No julgamento do REsp n. 1.200.856/RS, de relatoria do Ministro Sidnei Beneti, submetido ao rito dos recursos repetitivos em 2014, o Superior Tribunal de Justiça (STJ) fixou a seguinte tese jurídica:
“A multa diária prevista no § 4º do art. 461 do CPC, devida desde o dia em que configurado o descumprimento, quando fixada em antecipação de tutela, somente poderá ser objeto de execução provisória após a sua confirmação pela sentença de mérito e desde que o recurso eventualmente interposto não seja recebido com efeito suspensivo.”
À época, o inciso I do art. 475-N do Código de Processo Civil de 1973 (CPC/1973) previa como título executivo judicial a sentença que reconhecesse a existência de obrigação de fazer, não fazer, entregar coisa ou pagar quantia. Com a entrada em vigor do Código de Processo Civil de 2015 (CPC/2015), o rol dos títulos executivos foi ampliado para incluir "as decisões proferidas no processo civil que reconheçam a exigibilidade de obrigação de pagar quantia, de fazer, de não fazer ou de entregar coisa" (art. 515, inciso I).
Essa mudança legislativa gerou questionamentos sobre a manutenção da tese fixada no REsp n. 1.200.856/RS. Afinal, se o novo código passou a considerar exequíveis as decisões que reconhecem a exigibilidade de obrigação de pagar – e não apenas as sentenças que reconhecem a existência dessa obrigação –, poderia a multa cominatória ser cobrada antes da sentença de mérito?

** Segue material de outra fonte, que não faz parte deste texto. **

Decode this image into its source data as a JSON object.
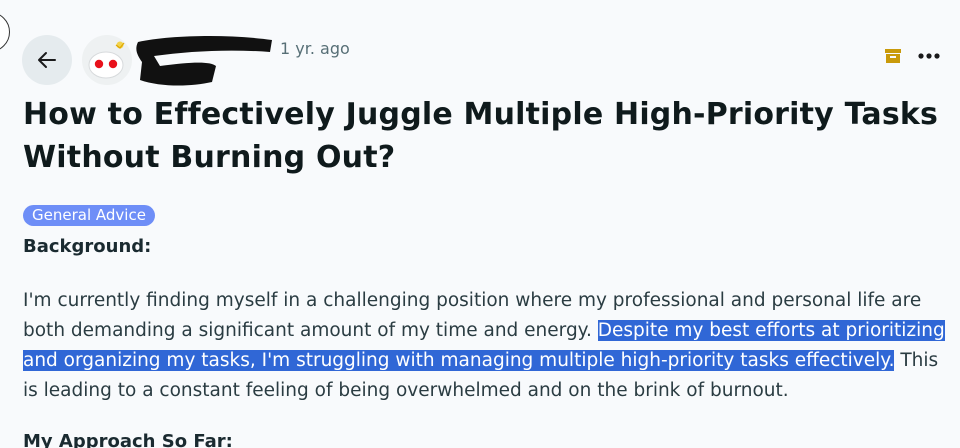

Essa dúvida foi analisada pela Terceira Turma do STJ no julgamento do REsp n. 1.958.679/GO, em 2021, ocasião em que a Corte concluiu que a tese firmada em 2014 não se aplicaria ao novo CPC, pois a legislação vigente inovou ao permitir a execução provisória da multa cominatória antes da prolação da sentença.
No entanto, em novembro de 2023, a Corte Especial do STJ, ao apreciar a questão no EAREsp n. 1.883.876/RS, consolidou o entendimento de que a nova legislação não alterou a regra anteriormente estabelecida. Assim, manteve-se o entendimento de que a multa diária, quando fixada em antecipação de tutela, somente pode ser objeto de execução provisória após sua confirmação pela sentença de mérito e desde que o recurso eventualmente interposto não tenha efeito suspensivo.
Embora a redação do art. 537, § 3º, do CPC[3] possa sugerir que o cumprimento provisório seria cabível imediatamente, o STJ esclareceu que essa norma não eliminou a necessidade de confirmação da decisão liminar por meio de sentença. O que o dispositivo prevê, na verdade, é que, mesmo sendo possível a execução provisória da multa, o levantamento dos valores somente poderá ocorrer após o trânsito em julgado.
Portanto, a regra permanece a mesma: a multa cominatória só pode ser executada provisoriamente se confirmada por sentença e se não houver recurso recebido com efeito suspensivo. Nessa hipótese, os valores poderão ser cobrados, mas sua liberação ao credor ficará condicionada ao trânsito em julgado da decisão.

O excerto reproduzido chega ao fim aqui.